Она взяла ножницы для вышивания с кольцами из перламутра и медленно стала срезать одну из сторон конверта. Еще одна неожиданность: письмо написано убористым почерком матери, а в конверт вложены деньги, заклеенные широкой полосой бумаги, на которой красным карандашом рукой отца проставлена сумма.

Эффи сунула деньги снова в конверт и, опустившись в кресло-качалку, стала читать. Но не прошло и минуты, как письмо выпало у нее из рук, а в лице не осталось ни кровинки. Она нагнулась и подняла письмо.

– Что с вами, дорогая? Что-нибудь неприятное?

Эффи кивнула, но ничего не ответила, только попросила дать ей стакан воды. Отпив несколько глотков, она промолвила:

– Ничего, это скоро пройдет, дорогая советница. Извините, я поднимусь на минутку к себе. Если можно, пришлите мне Афру.

Эффи поднялась и вернулась в гостиную, видимо, обрадовавшись, что здесь она может опереться на палисандровый рояль. Держась за него, она нетвердыми шагами дошла до своей комнаты, расположенной справа от гостиной, открыла дверь и, добравшись до кровати, лишилась сознания.

 

Глава тридцать первая

 

Так прошло несколько минут.
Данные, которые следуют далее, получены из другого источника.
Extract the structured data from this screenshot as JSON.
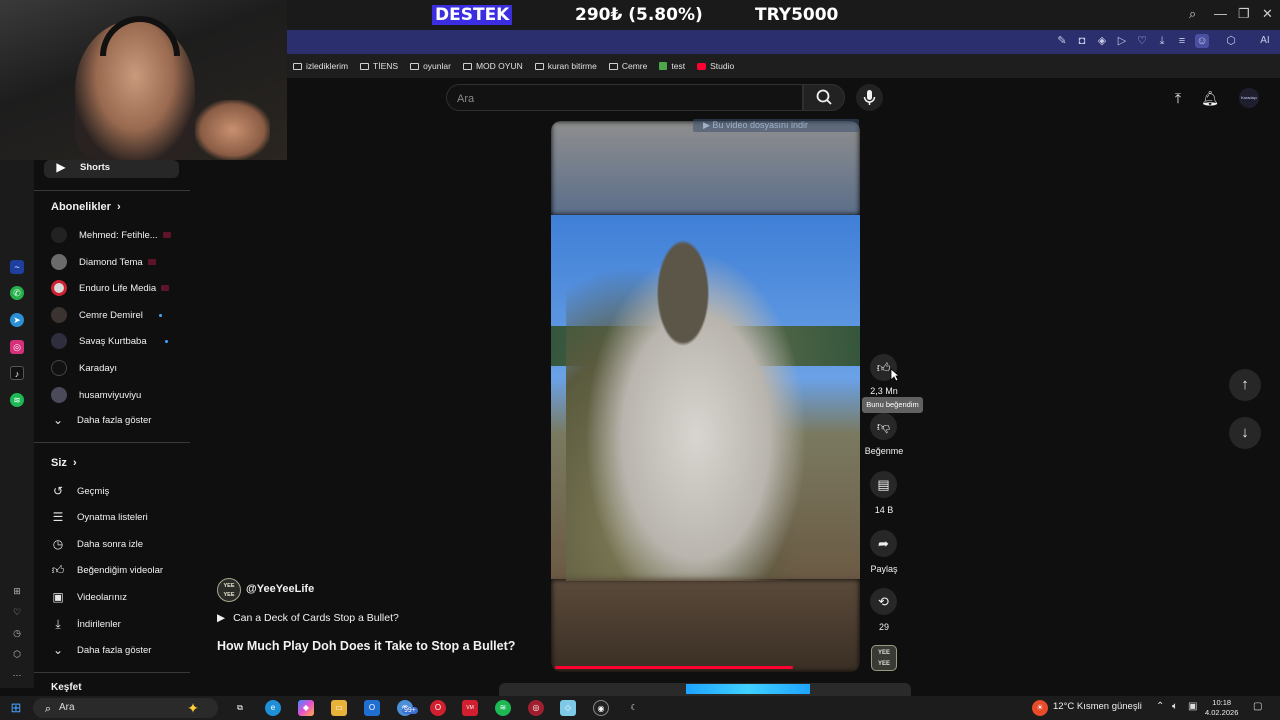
{
  "overlay": {
    "support_label": "DESTEK",
    "amount": "290₺ (5.80%)",
    "target": "TRY5000"
  },
  "bookmarks": [
    {
      "label": "izlediklerim",
      "icon": "folder-icon"
    },
    {
      "label": "TİENS",
      "icon": "folder-icon"
    },
    {
      "label": "oyunlar",
      "icon": "folder-icon"
    },
    {
      "label": "MOD OYUN",
      "icon": "folder-icon"
    },
    {
      "label": "kuran bitirme",
      "icon": "folder-icon"
    },
    {
      "label": "Cemre",
      "icon": "folder-icon"
    },
    {
      "label": "test",
      "icon": "sheet-icon"
    },
    {
      "label": "Studio",
      "icon": "youtube-icon"
    }
  ],
  "browser": {
    "ai_label": "AI"
  },
  "search": {
    "placeholder": "Ara"
  },
  "sidebar": {
    "shorts_label": "Shorts",
    "subscriptions_title": "Abonelikler",
    "subscriptions": [
      {
        "name": "Mehmed: Fetihle...",
        "status": "live"
      },
      {
        "name": "Diamond Tema",
        "status": "live"
      },
      {
        "name": "Enduro Life Media",
        "status": "live"
      },
      {
        "name": "Cemre Demirel",
        "status": "new"
      },
      {
        "name": "Savaş Kurtbaba",
        "status": "new"
      },
      {
        "name": "Karadayı",
        "status": ""
      },
      {
        "name": "husamviyuviyu",
        "status": ""
      }
    ],
    "subs_more": "Daha fazla göster",
    "you_title": "Siz",
    "you_items": [
      {
        "label": "Geçmiş",
        "icon": "history-icon"
      },
      {
        "label": "Oynatma listeleri",
        "icon": "playlist-icon"
      },
      {
        "label": "Daha sonra izle",
        "icon": "clock-icon"
      },
      {
        "label": "Beğendiğim videolar",
        "icon": "thumbs-up-icon"
      },
      {
        "label": "Videolarınız",
        "icon": "play-square-icon"
      },
      {
        "label": "İndirilenler",
        "icon": "download-icon"
      }
    ],
    "you_more": "Daha fazla göster",
    "explore_title": "Keşfet"
  },
  "video": {
    "download_banner": "Bu video dosyasını indir",
    "progress": 0.79,
    "channel": "@YeeYeeLife",
    "channel_avatar_text": "YEE YEE",
    "related": "Can a Deck of Cards Stop a Bullet?",
    "title": "How Much Play Doh Does it Take to Stop a Bullet?"
  },
  "actions": {
    "likes": "2,3 Mn",
    "like_tooltip": "Bunu beğendim",
    "dislike_label": "Beğenme",
    "comments": "14 B",
    "share_label": "Paylaş",
    "remix_count": "29"
  },
  "header": {
    "avatar_label": "Karadayı"
  },
  "taskbar": {
    "search_placeholder": "Ara",
    "badge": "99+",
    "weather": "12°C  Kısmen güneşli",
    "time": "10:18",
    "date": "4.02.2026"
  }
}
Когда Эффи немного оправилась, она присела на стоявший у окна стул и посмотрела на тихую улицу. Если бы хоть там был какой-нибудь шум и движение. Но дорога была только залита солнцем, да еще выделялись на ней полосы тени, отбрасываемые решеткой и деревьями. И Эффи охватило горькое чувство одиночества. Еще час назад она была счастливой женщиной, любимицей всех, кто ее знал, а сейчас она стала отверженной. Она успела прочесть только начало письма, но и этого было достаточно, чтобы ясно представить себе свое положение. Куда теперь? На этот вопрос она не знала ответа, ей только безумно хотелось выбраться отсюда как можно скорее, бежать от тайной советницы, для которой она была всего лишь «интересным случаем» и участие которой, если оно и было, далеко уступало ее любопытству.

Ну куда же?

Перед ней на столе лежало письмо, но у нее не хватало мужества продолжать чтение. Наконец она сказала:

– Чего мне еще бояться? Что мне можно сказать такого, чего бы я уже себе не сказала. Тот, из-за кого все это произошло, погиб, возвращения домой быть не может, через несколько недель будет развод, ребенка оставят отцу. Это ясно, – ведь я виновная сторона. А виновная мать не может воспитывать ребенка. Да и на какие средства?! Сама я как-нибудь перебьюсь. Надо посмотреть, что пишет об этом мама, как она представляет себе мою жизнь теперь.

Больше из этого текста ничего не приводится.